Adnan Binyazar

Meclis Süreci

17 Nisan 2020 Cuma

17 Nisan... Köy Enstitülerinin kuruluşu üzerinden 80, her yeniliğe karşı olunduğu gibi, daha dört yıllıkken, dinideoloji-milliyetçilik perdesine bürünenlerin suçlamasıyla kapatılışının üzerinden 66 yıl geçti.

Türkiye’nin çağdaş eğitiminde önemli bir atılım olan Köy Enstitüleri romanlarla-araştırmalarla-incelemelerle hiçbir zaman gündemden düşmemiştir. Yalnızca son birkaç ay içinde yayımlanan şu kitaplar bunun kanıtı sayılmalı:

- Öner Yağcı, Büyük Oğul Efsanesi/ Tonguç’un Romanı, Bilgi Yayınevi, Ankara 2019.

- Mustafa Gazalcı, Köy Enstitülerinin Meclis Süreci, Bilgi Yayınevi, Ankara 2019.

- Muzaffer Gündoğar, Bir Köy Enstitülü Ali Çetintürk, Besmat Yayınları, 2019.

- Mehmet Saydur, Köy Enstitülerinin Düşün Babası İsmail Mahir Efendi, Kaynak Yayınları, İstanbul 2019.
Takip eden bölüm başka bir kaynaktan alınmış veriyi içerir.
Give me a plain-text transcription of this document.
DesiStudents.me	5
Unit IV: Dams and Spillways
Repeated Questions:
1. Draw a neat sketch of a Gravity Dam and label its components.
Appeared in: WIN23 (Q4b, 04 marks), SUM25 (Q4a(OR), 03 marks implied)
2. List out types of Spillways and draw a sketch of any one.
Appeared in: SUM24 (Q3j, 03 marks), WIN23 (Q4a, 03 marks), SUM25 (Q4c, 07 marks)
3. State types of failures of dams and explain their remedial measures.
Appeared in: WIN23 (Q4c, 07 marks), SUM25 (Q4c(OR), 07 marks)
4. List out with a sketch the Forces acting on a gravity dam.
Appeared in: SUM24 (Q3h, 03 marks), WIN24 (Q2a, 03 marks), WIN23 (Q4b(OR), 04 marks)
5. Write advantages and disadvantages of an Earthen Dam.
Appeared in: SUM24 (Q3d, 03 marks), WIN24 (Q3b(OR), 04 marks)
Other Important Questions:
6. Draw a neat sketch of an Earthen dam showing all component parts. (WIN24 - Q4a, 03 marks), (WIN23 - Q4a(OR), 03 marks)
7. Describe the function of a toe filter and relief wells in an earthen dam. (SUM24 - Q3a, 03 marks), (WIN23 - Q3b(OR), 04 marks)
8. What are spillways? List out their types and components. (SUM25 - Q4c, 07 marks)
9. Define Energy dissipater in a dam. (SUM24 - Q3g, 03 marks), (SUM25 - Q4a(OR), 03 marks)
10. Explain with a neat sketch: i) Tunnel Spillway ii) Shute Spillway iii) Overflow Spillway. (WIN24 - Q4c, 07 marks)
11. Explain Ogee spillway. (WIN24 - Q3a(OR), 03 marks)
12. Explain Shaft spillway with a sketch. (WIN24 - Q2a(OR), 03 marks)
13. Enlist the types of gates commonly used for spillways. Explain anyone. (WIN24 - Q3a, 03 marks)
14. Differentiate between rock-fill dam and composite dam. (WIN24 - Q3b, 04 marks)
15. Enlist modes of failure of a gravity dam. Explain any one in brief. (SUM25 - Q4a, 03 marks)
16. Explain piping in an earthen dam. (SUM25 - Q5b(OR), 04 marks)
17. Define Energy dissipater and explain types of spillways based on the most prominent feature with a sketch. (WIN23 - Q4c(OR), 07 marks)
- Mehmet Saydur, Göl 1938/Bir Eğitmen Kursunun Kuruluş Destanı, Öğretmen Dünyası Yayınları, Ankara 2020.

Kuruluş

Mustafa Gazalcı, Köy Enstitülerinin Meclis Süreci adlı kitabında, TBMM tutanaklarından yararlanarak, her dönemde karşı çıkanların önyargılı, savunanların inançlı görüşleriyle Köy Enstitülerinin kuruluş-yıkılış sürecini kanıtlayan belgeleri gözler önüne seriyor.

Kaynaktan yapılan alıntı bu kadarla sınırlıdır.